Auteur : Amir D. Aczel
Traducteur : Philippe Babo
Date de saisie : 15/02/2007
Genre : Sciences et Technologies
Editeur : Lattès, Paris, France
Collection : Les aventures de la connaissance
Prix : 19.50 € / 127.91 F
GENCOD : 9782709628051
Le 1er juin 1676, le grand mathématicien Leibniz frappe à la porte de M. Clerselier afin de consulter des écrits de Descartes que recelait une caisse arrivée de Suède après sa mort. Dans cette caisse, il découvre un petit carnet de seize feuillets rempli de signes mystérieux.
Leibniz réussit à en décoder... juste quelques pages.
Que contient ce carnet ? Son code est-il inspiré par les sociétés secrètes florissant à cette époque ?
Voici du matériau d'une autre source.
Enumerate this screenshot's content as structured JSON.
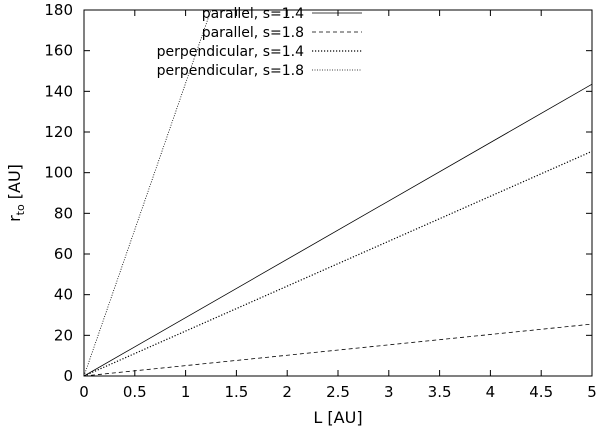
{
  "chart_data": {
    "type": "line",
    "xlabel": "L [AU]",
    "ylabel_main": "r",
    "ylabel_sub": "to",
    "ylabel_unit": " [AU]",
    "xlim": [
      0,
      5
    ],
    "ylim": [
      0,
      180
    ],
    "xticks": [
      0,
      0.5,
      1,
      1.5,
      2,
      2.5,
      3,
      3.5,
      4,
      4.5,
      5
    ],
    "yticks": [
      0,
      20,
      40,
      60,
      80,
      100,
      120,
      140,
      160,
      180
    ],
    "grid": false,
    "legend_position": "top-center",
    "series": [
      {
        "name": "parallel, s=1.4",
        "style": "solid",
        "x": [
          0,
          5
        ],
        "y": [
          0,
          143.5
        ]
      },
      {
        "name": "parallel, s=1.8",
        "style": "dashed",
        "x": [
          0,
          5
        ],
        "y": [
          0,
          25.5
        ]
      },
      {
        "name": "perpendicular, s=1.4",
        "style": "dotted",
        "x": [
          0,
          5
        ],
        "y": [
          0,
          110.5
        ]
      },
      {
        "name": "perpendicular, s=1.8",
        "style": "dashdot",
        "x": [
          0,
          1.25
        ],
        "y": [
          0,
          180
        ]
      }
    ]
  }
}
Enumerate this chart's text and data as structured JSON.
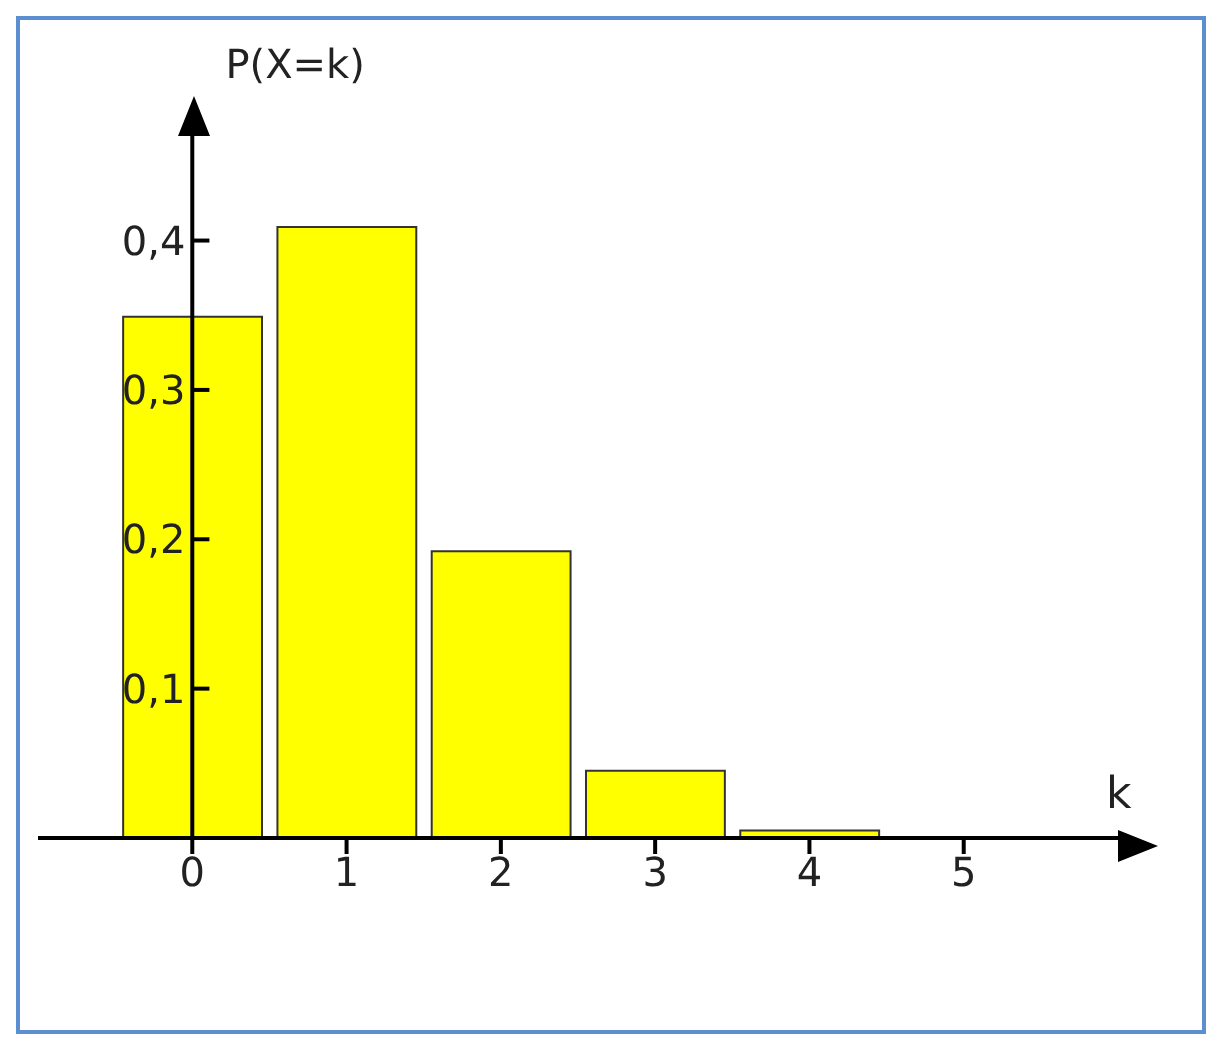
{
  "chart_data": {
    "type": "histogram",
    "xlabel": "k",
    "ylabel": "P(X=k)",
    "bins": [
      -0.5,
      0.5,
      1.5,
      2.5,
      3.5,
      4.5
    ],
    "values": [
      0.349,
      0.409,
      0.192,
      0.045,
      0.005
    ],
    "color": "#ffff00",
    "xlim": [
      -1,
      6
    ],
    "xticks": [
      0,
      1,
      2,
      3,
      4,
      5
    ],
    "ylim": [
      0,
      0.47
    ],
    "yticks": [
      {
        "value": 0.1,
        "label": "0,1"
      },
      {
        "value": 0.2,
        "label": "0,2"
      },
      {
        "value": 0.3,
        "label": "0,3"
      },
      {
        "value": 0.4,
        "label": "0,4"
      }
    ],
    "grid": false,
    "legend": false
  }
}
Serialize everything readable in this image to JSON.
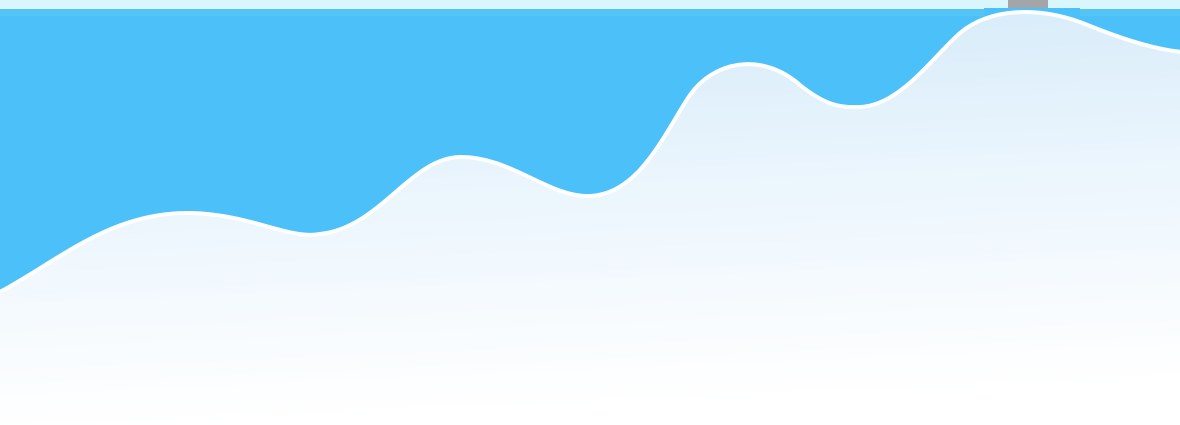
{
  "colors": {
    "sky": "#4BC0F9",
    "top_strip": "#D9F6FC",
    "strip_shadow": "#5DC7F3",
    "tab_gray": "#A3A6A9",
    "wave_stroke": "#FFFFFF",
    "area_top": "#D4EAF9",
    "area_bottom": "#FFFFFF",
    "grid_line": "#FFFFFF"
  },
  "decor": {
    "type": "hero-wave-background",
    "grid_lines": "vertical"
  }
}
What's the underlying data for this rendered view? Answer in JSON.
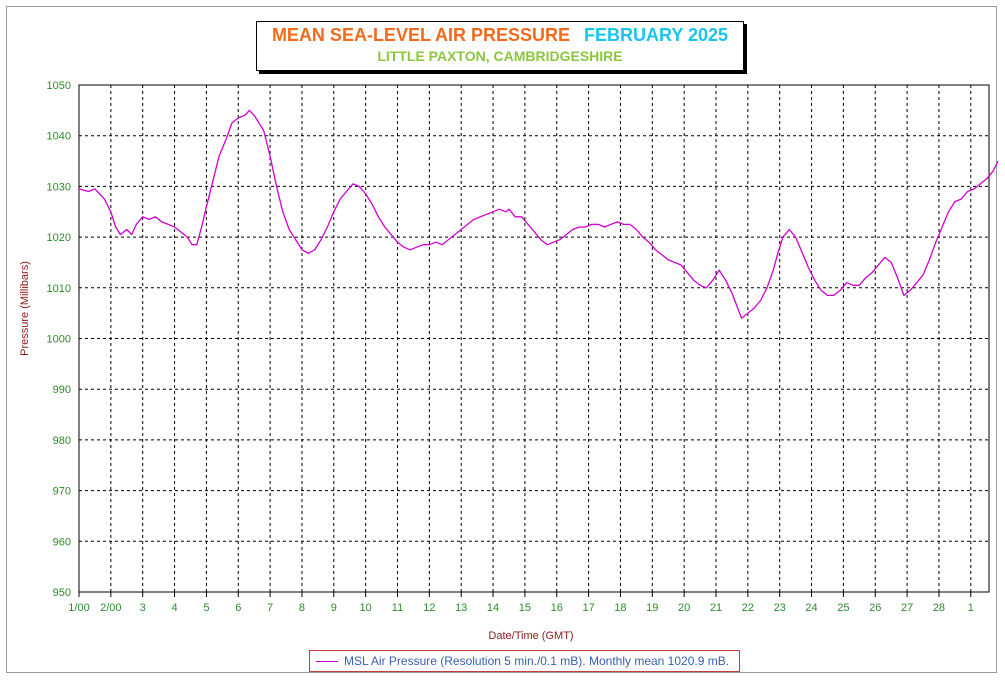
{
  "chart_data": {
    "type": "line",
    "title": "MEAN SEA-LEVEL AIR PRESSURE",
    "title_month": "FEBRUARY 2025",
    "subtitle": "LITTLE PAXTON, CAMBRIDGESHIRE",
    "xlabel": "Date/Time (GMT)",
    "ylabel": "Pressure (Millibars)",
    "ylim": [
      950,
      1050
    ],
    "y_ticks": [
      950,
      960,
      970,
      980,
      990,
      1000,
      1010,
      1020,
      1030,
      1040,
      1050
    ],
    "xlim": [
      1,
      29.85
    ],
    "x_ticks": [
      {
        "x": 1,
        "label": "1/00"
      },
      {
        "x": 2,
        "label": "2/00"
      },
      {
        "x": 3,
        "label": "3"
      },
      {
        "x": 4,
        "label": "4"
      },
      {
        "x": 5,
        "label": "5"
      },
      {
        "x": 6,
        "label": "6"
      },
      {
        "x": 7,
        "label": "7"
      },
      {
        "x": 8,
        "label": "8"
      },
      {
        "x": 9,
        "label": "9"
      },
      {
        "x": 10,
        "label": "10"
      },
      {
        "x": 11,
        "label": "11"
      },
      {
        "x": 12,
        "label": "12"
      },
      {
        "x": 13,
        "label": "13"
      },
      {
        "x": 14,
        "label": "14"
      },
      {
        "x": 15,
        "label": "15"
      },
      {
        "x": 16,
        "label": "16"
      },
      {
        "x": 17,
        "label": "17"
      },
      {
        "x": 18,
        "label": "18"
      },
      {
        "x": 19,
        "label": "19"
      },
      {
        "x": 20,
        "label": "20"
      },
      {
        "x": 21,
        "label": "21"
      },
      {
        "x": 22,
        "label": "22"
      },
      {
        "x": 23,
        "label": "23"
      },
      {
        "x": 24,
        "label": "24"
      },
      {
        "x": 25,
        "label": "25"
      },
      {
        "x": 26,
        "label": "26"
      },
      {
        "x": 27,
        "label": "27"
      },
      {
        "x": 28,
        "label": "28"
      },
      {
        "x": 29,
        "label": "1"
      }
    ],
    "grid": true,
    "legend_position": "bottom-center",
    "series": [
      {
        "name": "MSL Air Pressure (Resolution 5 min./0.1 mB). Monthly mean 1020.9 mB.",
        "color": "#d000d0",
        "x": [
          1.0,
          1.3,
          1.5,
          1.8,
          2.0,
          2.15,
          2.3,
          2.5,
          2.65,
          2.8,
          3.0,
          3.2,
          3.4,
          3.6,
          3.8,
          4.0,
          4.2,
          4.4,
          4.55,
          4.7,
          4.85,
          5.0,
          5.2,
          5.4,
          5.6,
          5.8,
          6.0,
          6.2,
          6.35,
          6.5,
          6.65,
          6.8,
          7.0,
          7.2,
          7.4,
          7.6,
          7.8,
          8.0,
          8.2,
          8.4,
          8.6,
          8.8,
          9.0,
          9.2,
          9.4,
          9.6,
          9.8,
          10.0,
          10.2,
          10.4,
          10.6,
          10.8,
          11.0,
          11.2,
          11.4,
          11.6,
          11.8,
          12.0,
          12.2,
          12.4,
          12.6,
          12.8,
          13.0,
          13.2,
          13.4,
          13.6,
          13.8,
          14.0,
          14.2,
          14.4,
          14.5,
          14.7,
          14.9,
          15.1,
          15.3,
          15.5,
          15.7,
          15.9,
          16.1,
          16.3,
          16.5,
          16.7,
          16.9,
          17.1,
          17.3,
          17.5,
          17.7,
          17.9,
          18.1,
          18.3,
          18.5,
          18.7,
          18.9,
          19.1,
          19.3,
          19.5,
          19.7,
          19.9,
          20.1,
          20.3,
          20.5,
          20.7,
          20.9,
          21.1,
          21.3,
          21.5,
          21.65,
          21.8,
          22.0,
          22.2,
          22.4,
          22.6,
          22.8,
          22.95,
          23.1,
          23.3,
          23.5,
          23.7,
          23.9,
          24.1,
          24.3,
          24.5,
          24.7,
          24.9,
          25.1,
          25.3,
          25.5,
          25.7,
          25.9,
          26.1,
          26.3,
          26.5,
          26.7,
          26.9,
          27.1,
          27.3,
          27.5,
          27.7,
          27.9,
          28.1,
          28.3,
          28.5,
          28.7,
          28.9,
          29.1,
          29.3,
          29.5,
          29.7,
          29.85
        ],
        "y": [
          1029.5,
          1029.0,
          1029.5,
          1027.5,
          1025.0,
          1022.0,
          1020.5,
          1021.5,
          1020.5,
          1022.5,
          1024.0,
          1023.5,
          1024.0,
          1023.0,
          1022.5,
          1022.0,
          1021.0,
          1020.0,
          1018.5,
          1018.5,
          1022.0,
          1026.0,
          1031.0,
          1036.0,
          1039.0,
          1042.5,
          1043.5,
          1044.0,
          1045.0,
          1044.0,
          1042.5,
          1041.0,
          1036.0,
          1030.0,
          1025.0,
          1021.5,
          1019.5,
          1017.5,
          1016.8,
          1017.5,
          1019.5,
          1022.0,
          1025.0,
          1027.5,
          1029.0,
          1030.5,
          1030.0,
          1028.5,
          1026.5,
          1024.0,
          1022.0,
          1020.5,
          1019.0,
          1018.0,
          1017.5,
          1018.0,
          1018.5,
          1018.5,
          1019.0,
          1018.5,
          1019.5,
          1020.5,
          1021.5,
          1022.5,
          1023.5,
          1024.0,
          1024.5,
          1025.0,
          1025.5,
          1025.0,
          1025.5,
          1024.0,
          1024.0,
          1022.5,
          1021.0,
          1019.5,
          1018.5,
          1019.0,
          1019.5,
          1020.5,
          1021.5,
          1022.0,
          1022.0,
          1022.5,
          1022.5,
          1022.0,
          1022.5,
          1023.0,
          1022.5,
          1022.5,
          1021.5,
          1020.0,
          1019.0,
          1017.5,
          1016.5,
          1015.5,
          1015.0,
          1014.5,
          1013.0,
          1011.5,
          1010.5,
          1010.0,
          1011.5,
          1013.5,
          1011.5,
          1009.0,
          1006.5,
          1004.0,
          1005.0,
          1006.0,
          1007.5,
          1010.0,
          1013.5,
          1017.0,
          1020.0,
          1021.5,
          1020.0,
          1017.0,
          1014.0,
          1011.5,
          1009.5,
          1008.5,
          1008.5,
          1009.5,
          1011.0,
          1010.5,
          1010.5,
          1012.0,
          1013.0,
          1014.5,
          1016.0,
          1015.0,
          1012.0,
          1008.5,
          1009.5,
          1011.0,
          1012.5,
          1015.5,
          1019.0,
          1022.0,
          1025.0,
          1027.0,
          1027.5,
          1029.0,
          1029.5,
          1030.5,
          1031.5,
          1033.0,
          1035.0
        ]
      }
    ]
  }
}
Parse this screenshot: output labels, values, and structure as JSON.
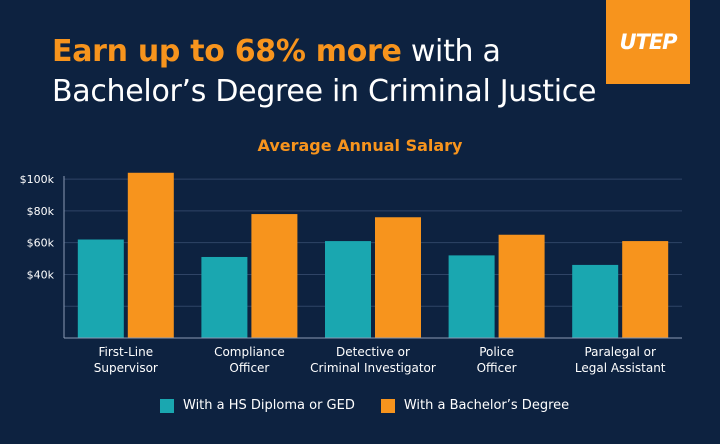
{
  "headline": {
    "accent": "Earn up to 68% more",
    "rest": " with a",
    "line2": "Bachelor’s Degree in Criminal Justice"
  },
  "logo": {
    "text": "UTEP"
  },
  "colors": {
    "background": "#0d2240",
    "hs": "#1aa7b0",
    "bachelor": "#f7941d",
    "grid": "#2f4466"
  },
  "chart_data": {
    "type": "bar",
    "title": "Average Annual Salary",
    "categories": [
      [
        "First-Line",
        "Supervisor"
      ],
      [
        "Compliance",
        "Officer"
      ],
      [
        "Detective or",
        "Criminal Investigator"
      ],
      [
        "Police",
        "Officer"
      ],
      [
        "Paralegal or",
        "Legal Assistant"
      ]
    ],
    "series": [
      {
        "name": "With a HS Diploma or GED",
        "color": "#1aa7b0",
        "values": [
          62000,
          51000,
          61000,
          52000,
          46000
        ]
      },
      {
        "name": "With a Bachelor’s Degree",
        "color": "#f7941d",
        "values": [
          104000,
          78000,
          76000,
          65000,
          61000
        ]
      }
    ],
    "yticks": [
      "$100k",
      "$80k",
      "$60k",
      "$40k"
    ],
    "ytick_values": [
      100000,
      80000,
      60000,
      40000
    ],
    "ylim": [
      0,
      107000
    ],
    "grid": true,
    "legend": "bottom"
  }
}
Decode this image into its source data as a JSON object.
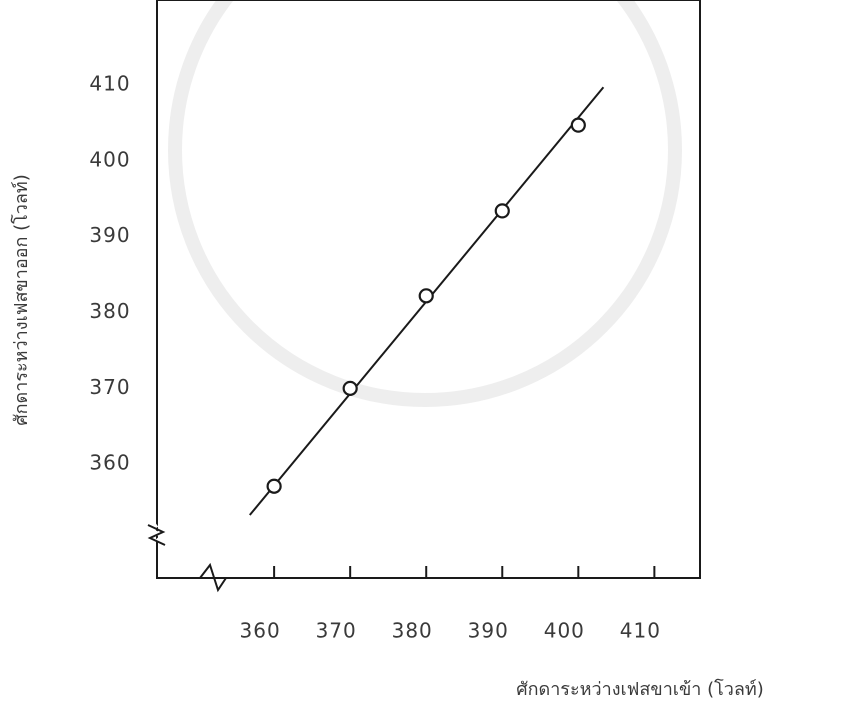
{
  "chart_data": {
    "type": "scatter",
    "x_label": "ศักดาระหว่างเฟสขาเข้า    (โวลท์)",
    "y_label": "ศักดาระหว่างเฟสขาออก   (โวลท์)",
    "x": [
      360,
      370,
      380,
      390,
      400
    ],
    "values": [
      357.1,
      370,
      382.2,
      393.4,
      404.7
    ],
    "fit_line": {
      "x": [
        356.8,
        403.3
      ],
      "y": [
        353.3,
        409.7
      ]
    },
    "color": "#1a1a1a",
    "xlim": [
      344.6,
      416
    ],
    "ylim": [
      345,
      421.2
    ],
    "xticks": [
      360,
      370,
      380,
      390,
      400,
      410
    ],
    "yticks": [
      360,
      370,
      380,
      390,
      400,
      410
    ]
  }
}
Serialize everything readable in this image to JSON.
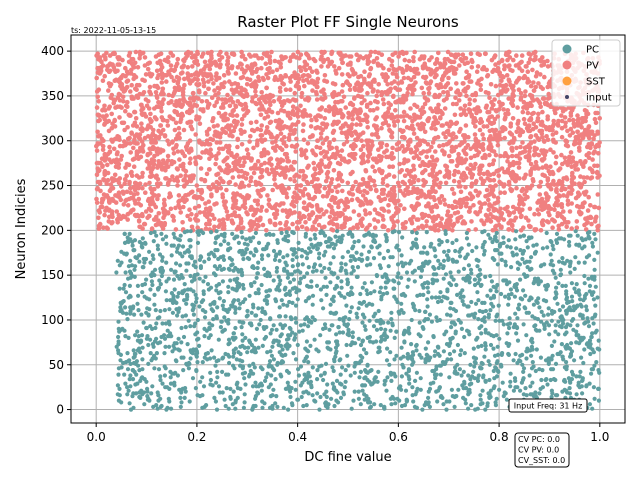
{
  "chart_data": {
    "type": "scatter",
    "title": "Raster Plot FF Single Neurons",
    "xlabel": "DC fine value",
    "ylabel": "Neuron Indicies",
    "xlim": [
      -0.05,
      1.05
    ],
    "ylim": [
      -15,
      418
    ],
    "x_ticks": [
      0.0,
      0.2,
      0.4,
      0.6,
      0.8,
      1.0
    ],
    "x_tick_labels": [
      "0.0",
      "0.2",
      "0.4",
      "0.6",
      "0.8",
      "1.0"
    ],
    "y_ticks": [
      0,
      50,
      100,
      150,
      200,
      250,
      300,
      350,
      400
    ],
    "y_tick_labels": [
      "0",
      "50",
      "100",
      "150",
      "200",
      "250",
      "300",
      "350",
      "400"
    ],
    "grid": true,
    "legend_position": "top-right",
    "series": [
      {
        "name": "PC",
        "color": "#5f9ea0",
        "x_range": [
          0.04,
          1.0
        ],
        "neuron_range": [
          0,
          199
        ]
      },
      {
        "name": "PV",
        "color": "#f08080",
        "x_range": [
          0.0,
          1.0
        ],
        "neuron_range": [
          200,
          399
        ]
      },
      {
        "name": "SST",
        "color": "#ffa040",
        "x_range": [],
        "neuron_range": []
      },
      {
        "name": "input",
        "color": "#444466",
        "x_range": [],
        "neuron_range": []
      }
    ],
    "annotations": {
      "timestamp": "ts: 2022-11-05-13-15",
      "input_freq": "Input Freq: 31 Hz",
      "cv_pc": "CV PC: 0.0",
      "cv_pv": "CV PV: 0.0",
      "cv_sst": "CV_SST: 0.0"
    }
  }
}
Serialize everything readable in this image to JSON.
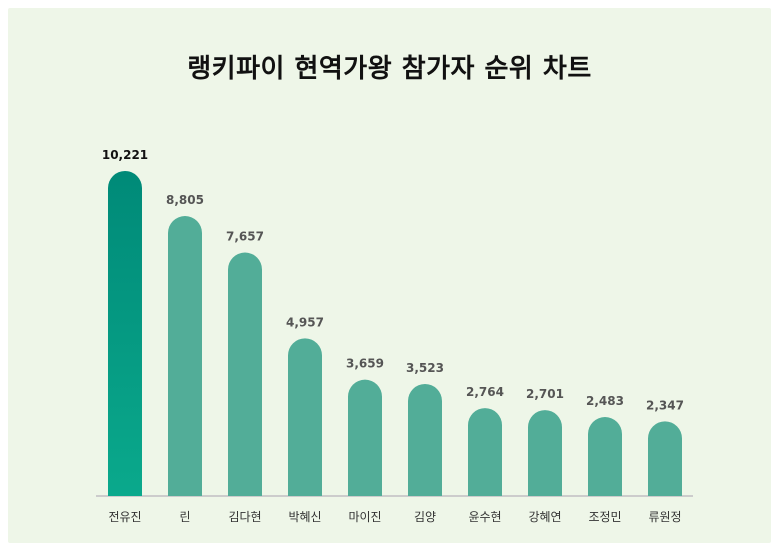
{
  "chart_data": {
    "type": "bar",
    "title": "랭키파이 현역가왕 참가자 순위 차트",
    "categories": [
      "전유진",
      "린",
      "김다현",
      "박혜신",
      "마이진",
      "김양",
      "윤수현",
      "강혜연",
      "조정민",
      "류원정"
    ],
    "values": [
      10221,
      8805,
      7657,
      4957,
      3659,
      3523,
      2764,
      2701,
      2483,
      2347
    ],
    "value_labels": [
      "10,221",
      "8,805",
      "7,657",
      "4,957",
      "3,659",
      "3,523",
      "2,764",
      "2,701",
      "2,483",
      "2,347"
    ],
    "xlabel": "",
    "ylabel": "",
    "ylim": [
      0,
      10221
    ],
    "grid": false,
    "legend": "none",
    "colors": {
      "bar": "#52ad98",
      "highlight_top": "#008a78",
      "highlight_bottom": "#0aa98c",
      "baseline": "#cccccc",
      "background": "#eef6e8"
    }
  }
}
Amir D. Aczel nous entraîne à travers l'Europe sur les pas d'un des plus fabuleux esprits du XVIIe siècle. Les théories de Copernic et de Kepler sont encore hérétiques ; est-ce la raison pour laquelle Descartes préférera camoufler - aux yeux de l'Église surtout - des idées jugées alors trop dangereuses ?
Ces quelques pages rendent aussi à Descartes la paternité de certaines découvertes mathématiques qui amplifient encore son génie.
Une formidable aventure scientifique autour d'une énigme qui continue de fasciner.
Mathématicien, journaliste, Amir D. Aczel est l'auteur de nombreux livres sur l'histoire des sciences dont Le Dernier Théorème de Fermat. Il vit aux États-Unis et vient régulièrement faire des recherches en France dont il parle la langue.
L'histoire de la vie du philosophe, racontée par Amir Aczel dans Le Carnet secret de Descartes, avec ses codes, ses sociétés secrètes, ses cabales, vaut tous les Da Vinci Codes. Et l'auteur lève enfin le mystère sur la double vie du père du rationalisme...
Peine perdue : alors que, tout au long de sa vie, il avait pris un soin méticuleux pour éviter toute controverse avec l'Eglise, Descartes fut mis à l'Index en 1663. Ses oeuvres ne seront plus éditées pendant cent cinquante ans. Le livre passionnant d'Amir Aczel nous fait (re) découvrir un personnage qui avait, jusqu'au bout, suivi la devise qu'il s'était choisie : «Bene vixit, bene qui latuit». Pour vivre heureux, vivons cachés.
Extrait de l'introduction :
Je tenais le vieux manuscrit fragile entre mes mains. Je l'ouvris avec précaution, et lus :
Préambules
La crainte de Dieu est le commencement de la sagesse. Les comédiens, appelés sur la scène, pour ne pas laisser voir la rougeur sur leur front, mettent un masque. Comme eux, au moment de monter sur ce théâtre du monde, où, jusqu'ici, je n'ai été que spectateur, je m'avance masqué. Au temps de ma jeunesse, à la vue d'ingénieuses découvertes, je me demandais si je ne pourrais pas inventer par moi-même sans m'appuyer sur la lecture d'un auteur. De là, peu à peu, je me suis aperçu que je procédais selon des règles déterminées. La science est comme une femme ; si, pudique, elle reste auprès de son mari, on l'honore ; si elle se donne à tous, elle s'avilit.»
Le manuscrit continuait plus avant. Quelques pages plus loin, je lus un autre fragment de texte :
Olympiques
Le 11 novembre 1620, j'ai commencé à comprendre le fondement de l'invention admirable.»
L'auteur de ces lignes énigmatiques était René Descartes (1596-1650). Elles n'avaient jamais été destinées à d'autres yeux que les siens. Mais le manuscrit que je tenais alors dans mes mains n'avait pas été écrit par Descartes. Il s'agissait d'une copie des écrits secrets de Descartes, réalisée par Gottfried Wilhelm Leibniz (1646-1716) en personne - l'un des plus grands mathématiciens de tous les temps, et l'homme qui, quelques années à peine après avoir copié le carnet de Descartes à Paris en 1676, nous léguerait le calcul infinitésimal.